The legacy state migration process is done in two main steps:
- Extract state change sets from existing archived IAVL tree.
- Feed the change set files to versiondb.
$ cronosd changeset dump data --home /chain/.cronosd
dump
command will extract the change sets from the IAVL tree, and store each store in separate directories, it use the store list registered in current version of App
by default, you can customize that with --stores
parameter. The change set files are segmented into different block chunks and compressed with zlib level 6 by default, the chunk size defaults to 1m blocks, the result data
directly looks like this:
data/acc/block-0.zz
data/acc/block-1000000.zz
data/acc/block-2000000.zz
...
data/authz/block-0.zz
data/authz/block-1000000.zz
data/authz/block-2000000.zz
...
The extraction is the slowest step, the test run on testnet archive node takes around 11 hours on a 8core ssd machine, but fortunately, the change set files can be verified pretty fast(a few minutes), so they can be share on CDN in a trustless manner, normal users should just download them from CDN and verify the correctness locally, should be much faster than extract by yourself.
For rocksdb backend, dump
command opens the db in readonly mode, it can run on live node's db, but goleveldb backend don't support this feature yet.
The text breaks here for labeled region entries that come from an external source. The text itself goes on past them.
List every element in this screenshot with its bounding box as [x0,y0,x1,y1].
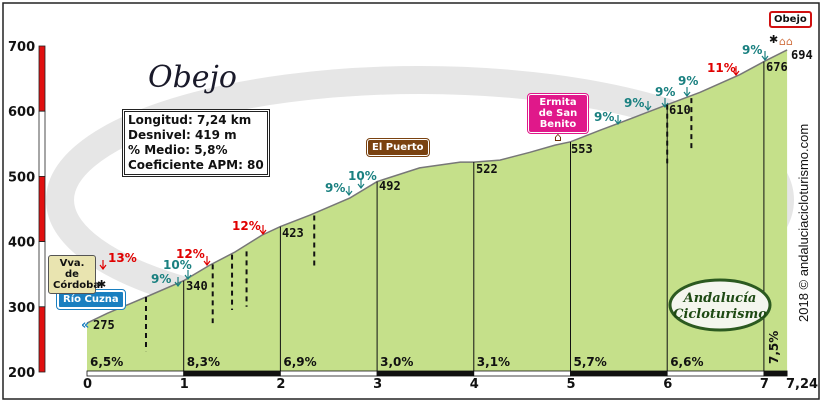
segment-gradient-label: 8,3% [187,355,220,369]
logo-text-line2: Cicloturismo [673,307,767,322]
segment-gradient-label: 3,1% [477,355,510,369]
y-tick-label: 400 [8,236,35,251]
elevation-gain-info: Desnivel: 419 m [128,128,237,142]
info-box: Longitud: 7,24 km Desnivel: 419 m % Medi… [122,109,270,177]
gradient-arrowhead-icon [174,281,182,287]
x-tick-label: 2 [276,377,285,392]
km-altitude-label: 676 [766,60,788,74]
max-gradient-label: 9% [655,85,675,99]
sign-ermita: Ermita de San Benito [527,93,589,134]
km-altitude-label: 492 [379,179,401,193]
gradient-arrowhead-icon [732,70,740,76]
max-gradient-label: 9% [742,43,762,57]
junction-star-icon: ✱ [97,278,106,291]
length-info: Longitud: 7,24 km [128,113,252,127]
x-tick-label: 1 [180,377,189,392]
segment-gradient-label: 7,5% [767,331,781,364]
gradient-arrowhead-icon [661,102,669,108]
max-gradient-label: 10% [348,169,377,183]
logo-text-line1: Andalucía [682,291,757,306]
logo-badge [668,278,772,332]
x-tick-label: 0 [83,377,92,392]
gradient-arrowhead-icon [203,260,211,266]
y-tick-label: 500 [8,170,35,185]
gradient-arrowhead-icon [644,105,652,111]
y-tick-label: 200 [8,366,35,381]
gradient-arrowhead-icon [357,183,365,189]
km-bar-segment [473,370,571,377]
x-tick-label: 4 [470,377,479,392]
max-gradient-label: 12% [176,247,205,261]
gradient-arrowhead-icon [683,91,691,97]
km-altitude-label: 522 [476,162,498,176]
gradient-arrowhead-icon [345,190,353,196]
x-tick-label: 7,24 [786,377,818,392]
segment-gradient-label: 6,5% [90,355,123,369]
altitude-bar-segment [38,45,46,112]
segment-gradient-label: 6,9% [283,355,316,369]
max-gradient-label: 10% [163,258,192,272]
y-tick-label: 300 [8,301,35,316]
max-gradient-label: 9% [594,110,614,124]
gradient-arrowhead-icon [614,119,622,125]
km-altitude-label: 423 [282,226,304,240]
y-tick-label: 700 [8,40,35,55]
x-tick-label: 6 [663,377,672,392]
start-chevron-icon: « [81,318,89,333]
max-gradient-label: 13% [108,251,137,265]
km-bar-segment [763,370,788,377]
segment-gradient-label: 6,6% [670,355,703,369]
max-gradient-label: 9% [151,272,171,286]
km-altitude-label: 340 [186,279,208,293]
gradient-arrowhead-icon [259,229,267,235]
village-houses-icon: ⌂⌂ [779,35,793,48]
avg-gradient-info: % Medio: 5,8% [128,143,228,157]
max-gradient-label: 9% [678,74,698,88]
max-gradient-label: 9% [325,181,345,195]
x-tick-label: 3 [373,377,382,392]
finish-star-icon: ✱ [769,33,778,46]
altitude-bar-segment [38,306,46,373]
km-altitude-label: 694 [791,48,813,62]
km-altitude-label: 610 [669,103,691,117]
x-tick-label: 7 [760,377,769,392]
km-bar-segment [183,370,281,377]
gradient-arrowhead-icon [761,55,769,61]
altitude-bar-segment [38,175,46,242]
km-altitude-label: 275 [93,318,115,332]
chart-title: Obejo [148,60,237,95]
sign-obejo: Obejo [769,11,812,28]
km-bar-segment [376,370,475,377]
km-bar-segment [570,370,668,377]
km-bar-segment [279,370,378,377]
profile-area [87,49,788,373]
km-bar-segment [666,370,765,377]
copyright-text: 2018 © andaluciacicloturismo.com [796,123,811,322]
max-gradient-label: 12% [232,219,261,233]
segment-gradient-label: 5,7% [574,355,607,369]
segment-gradient-label: 3,0% [380,355,413,369]
sign-el-puerto: El Puerto [366,138,430,157]
max-gradient-label: 11% [707,61,736,75]
y-tick-label: 600 [8,105,35,120]
max-gradient-label: 9% [624,96,644,110]
km-altitude-label: 553 [571,142,593,156]
gradient-arrowhead-icon [99,264,107,270]
km-bar-segment [86,370,185,377]
chapel-icon: ⌂ [554,130,562,144]
apm-info: Coeficiente APM: 80 [128,158,264,172]
gradient-arrowhead-icon [184,274,192,280]
x-tick-label: 5 [567,377,576,392]
sign-villaviciosa: Vva. de Córdoba [48,255,100,294]
altitude-bar-segment [38,110,46,177]
altitude-bar-segment [38,241,46,308]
$ cronosd changeset verify data
35b85a775ff51cbcc48537247eb786f98fc6a178531d48560126e00f545251be
{"version":"189","storeInfos":[{"name":"acc","commitId":{"version":"189" ...
verify
command will replay all the change sets and rebuild the target IAVL tree and output the app hash and commit info of the target version (defaults to latest version in the change sets), then user can manually check the app hash against the block headers.
verify
command takes several minutes and several gigabytes of ram to run, if ram usage is a problem, it can also run incrementally, you can export the snapshot for a middle version, then verify the remaining versions start from that snapshot:
$ cronosd changeset verify data --save-snapshot snapshot --target-version 3000000
$ cronosd changeset verify data --load-snapshot snapshot
The format of change set files are documented here.
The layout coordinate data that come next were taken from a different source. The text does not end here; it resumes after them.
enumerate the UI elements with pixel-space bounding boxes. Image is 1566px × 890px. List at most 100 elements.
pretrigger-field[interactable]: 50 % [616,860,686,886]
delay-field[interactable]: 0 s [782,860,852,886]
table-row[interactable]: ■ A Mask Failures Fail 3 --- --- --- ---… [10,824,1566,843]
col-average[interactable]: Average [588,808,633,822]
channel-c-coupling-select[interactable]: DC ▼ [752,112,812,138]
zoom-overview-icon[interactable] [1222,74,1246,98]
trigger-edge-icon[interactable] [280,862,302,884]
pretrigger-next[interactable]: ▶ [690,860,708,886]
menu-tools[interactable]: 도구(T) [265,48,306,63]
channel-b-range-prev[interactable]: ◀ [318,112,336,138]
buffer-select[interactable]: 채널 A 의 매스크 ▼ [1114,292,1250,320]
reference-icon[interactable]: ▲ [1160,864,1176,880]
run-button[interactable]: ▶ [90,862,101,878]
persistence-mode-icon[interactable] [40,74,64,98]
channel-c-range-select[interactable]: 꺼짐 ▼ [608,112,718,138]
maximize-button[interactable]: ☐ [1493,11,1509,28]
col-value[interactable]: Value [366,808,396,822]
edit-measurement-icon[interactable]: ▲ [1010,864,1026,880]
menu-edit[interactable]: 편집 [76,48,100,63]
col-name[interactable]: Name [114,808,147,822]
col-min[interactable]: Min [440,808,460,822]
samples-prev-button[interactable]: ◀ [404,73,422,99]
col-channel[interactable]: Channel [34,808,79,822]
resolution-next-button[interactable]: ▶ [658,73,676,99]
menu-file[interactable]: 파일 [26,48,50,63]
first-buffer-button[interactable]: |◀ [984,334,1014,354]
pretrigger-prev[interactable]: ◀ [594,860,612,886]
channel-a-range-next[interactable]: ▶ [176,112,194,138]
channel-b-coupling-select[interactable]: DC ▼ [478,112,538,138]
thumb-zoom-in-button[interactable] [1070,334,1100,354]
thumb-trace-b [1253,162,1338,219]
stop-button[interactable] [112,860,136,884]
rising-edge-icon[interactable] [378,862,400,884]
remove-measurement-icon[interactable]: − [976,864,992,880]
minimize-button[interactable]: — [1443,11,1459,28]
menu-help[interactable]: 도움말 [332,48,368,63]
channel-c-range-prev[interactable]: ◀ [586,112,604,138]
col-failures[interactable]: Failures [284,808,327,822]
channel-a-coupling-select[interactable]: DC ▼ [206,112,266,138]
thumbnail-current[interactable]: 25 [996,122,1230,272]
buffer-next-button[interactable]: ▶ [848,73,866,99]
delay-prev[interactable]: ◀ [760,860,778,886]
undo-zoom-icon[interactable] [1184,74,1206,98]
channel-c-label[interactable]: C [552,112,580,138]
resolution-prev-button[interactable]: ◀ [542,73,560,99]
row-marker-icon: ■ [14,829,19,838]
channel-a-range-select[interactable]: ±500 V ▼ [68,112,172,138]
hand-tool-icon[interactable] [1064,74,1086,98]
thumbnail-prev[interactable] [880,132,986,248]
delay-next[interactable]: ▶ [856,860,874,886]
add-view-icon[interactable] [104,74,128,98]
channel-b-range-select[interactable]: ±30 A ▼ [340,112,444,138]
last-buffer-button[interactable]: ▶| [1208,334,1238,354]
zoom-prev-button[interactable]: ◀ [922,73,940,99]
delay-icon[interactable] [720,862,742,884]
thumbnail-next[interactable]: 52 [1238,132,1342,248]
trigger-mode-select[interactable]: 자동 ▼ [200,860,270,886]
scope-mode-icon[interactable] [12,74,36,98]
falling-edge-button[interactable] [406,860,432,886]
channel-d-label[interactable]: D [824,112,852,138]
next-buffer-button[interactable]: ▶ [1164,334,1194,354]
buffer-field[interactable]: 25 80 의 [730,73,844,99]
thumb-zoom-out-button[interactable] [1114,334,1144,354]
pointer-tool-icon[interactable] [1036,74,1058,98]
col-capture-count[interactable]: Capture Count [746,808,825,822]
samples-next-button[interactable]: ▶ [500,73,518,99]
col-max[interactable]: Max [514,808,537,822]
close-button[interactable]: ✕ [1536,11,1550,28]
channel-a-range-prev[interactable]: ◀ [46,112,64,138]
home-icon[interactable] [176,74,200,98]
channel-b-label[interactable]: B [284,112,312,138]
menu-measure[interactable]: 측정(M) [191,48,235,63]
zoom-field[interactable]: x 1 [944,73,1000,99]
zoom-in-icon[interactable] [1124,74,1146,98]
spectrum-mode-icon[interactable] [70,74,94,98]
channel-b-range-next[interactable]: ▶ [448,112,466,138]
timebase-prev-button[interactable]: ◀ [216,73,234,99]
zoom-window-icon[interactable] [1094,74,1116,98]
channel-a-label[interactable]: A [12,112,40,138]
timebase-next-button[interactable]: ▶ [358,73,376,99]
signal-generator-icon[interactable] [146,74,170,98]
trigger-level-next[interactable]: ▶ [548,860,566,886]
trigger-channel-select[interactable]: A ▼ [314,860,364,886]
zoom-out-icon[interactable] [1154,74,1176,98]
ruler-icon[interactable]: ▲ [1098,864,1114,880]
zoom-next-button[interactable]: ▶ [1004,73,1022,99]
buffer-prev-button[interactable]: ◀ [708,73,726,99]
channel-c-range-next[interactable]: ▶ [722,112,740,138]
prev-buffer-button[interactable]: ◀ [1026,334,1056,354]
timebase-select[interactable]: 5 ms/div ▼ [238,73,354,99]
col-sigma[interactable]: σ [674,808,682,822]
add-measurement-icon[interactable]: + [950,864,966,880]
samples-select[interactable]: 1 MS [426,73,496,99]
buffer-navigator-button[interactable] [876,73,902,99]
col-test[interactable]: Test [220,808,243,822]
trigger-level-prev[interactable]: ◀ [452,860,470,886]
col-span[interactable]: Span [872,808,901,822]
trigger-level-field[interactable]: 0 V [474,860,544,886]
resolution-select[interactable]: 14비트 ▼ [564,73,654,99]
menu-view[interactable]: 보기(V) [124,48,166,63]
To maximize the speed of initial data ingestion speed into rocksdb, we take advantage of the sst file writer feature to write out sst files first, then ingest them into final db, the sst files for each store can be written out in parallel. We also developed an external sorting algorithm to sort the data before writing the sst files, so the sst files don't have overlaps and can be ingested into the bottom-most level in final db.
$ cronosd changeset build-versiondb-sst ./data ./sst
$ cronosd changeset ingest-versiondb-sst /home/.cronosd/data/versiondb sst/*.sst --move-files --maximum-version 189
User can control the peak ram usage by controlling the --concurrency
and --sorter-chunk-size
.
With default parameters it can finish in around 12minutes for testnet archive node on our test node (8cores, peak RSS 2G).
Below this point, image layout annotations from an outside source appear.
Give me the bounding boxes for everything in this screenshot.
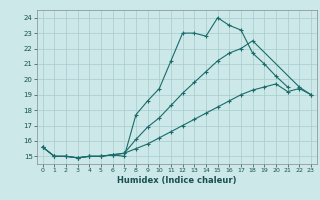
X-axis label: Humidex (Indice chaleur): Humidex (Indice chaleur)	[117, 176, 236, 185]
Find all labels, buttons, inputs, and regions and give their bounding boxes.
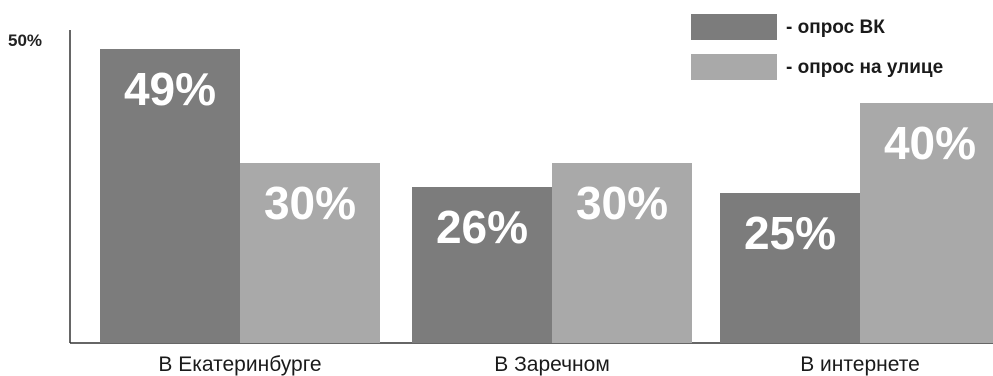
bar-street-0 — [240, 163, 380, 343]
bar-vk-1 — [412, 187, 552, 343]
category-labels: В Екатеринбурге В Заречном В интернете — [158, 353, 919, 376]
legend-label-street: - опрос на улице — [786, 57, 943, 78]
bars-group: 49% 30% 26% 30% 25% 40% — [100, 49, 993, 343]
category-label-2: В интернете — [800, 353, 920, 376]
data-label-vk-2: 25% — [744, 207, 836, 259]
data-label-vk-1: 26% — [436, 201, 528, 253]
legend: - опрос ВК - опрос на улице — [691, 14, 943, 80]
data-label-street-1: 30% — [576, 177, 668, 229]
y-tick-label: 50% — [8, 31, 42, 50]
bar-street-2 — [860, 103, 993, 343]
legend-swatch-vk — [691, 14, 777, 40]
bar-vk-2 — [720, 193, 860, 343]
category-label-0: В Екатеринбурге — [158, 353, 321, 376]
data-label-vk-0: 49% — [124, 63, 216, 115]
data-label-street-2: 40% — [884, 117, 976, 169]
data-label-street-0: 30% — [264, 177, 356, 229]
bar-vk-0 — [100, 49, 240, 343]
legend-label-vk: - опрос ВК — [786, 17, 885, 38]
legend-swatch-street — [691, 54, 777, 80]
bar-street-1 — [552, 163, 692, 343]
category-label-1: В Заречном — [494, 353, 610, 376]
When migrating an existing archive node to versiondb, it's recommended to rebuild the application.db
from scratch to reclaim disk space faster, we provide a command to restore a single version of IAVL trees from memiavl snapshot.
$ # create memiavl snapshot
$ cronosd changeset verify data --save-snapshot snapshot
$ # restore application.db
$ cronosd changeset restore-app-db snapshot application.db
Then replace the whole application.db
in the node with the newly generated one.
It only takes a few minutes to run on our testnet archive node, it only suppot generating rocksdb application.db
right now, so please set app-db-backend="rocksdb"
in app.toml
.
If an non-empty versiondb lags behind from the current application.db
, the node will refuse to startup, in this case user can either sync versiondb to catch up with application.db
, or simply restore the application.db
with the correct version of snapshot. To catch up, you can follow the similar procedure as migrating from genesis, just passing the block range in change set dump command.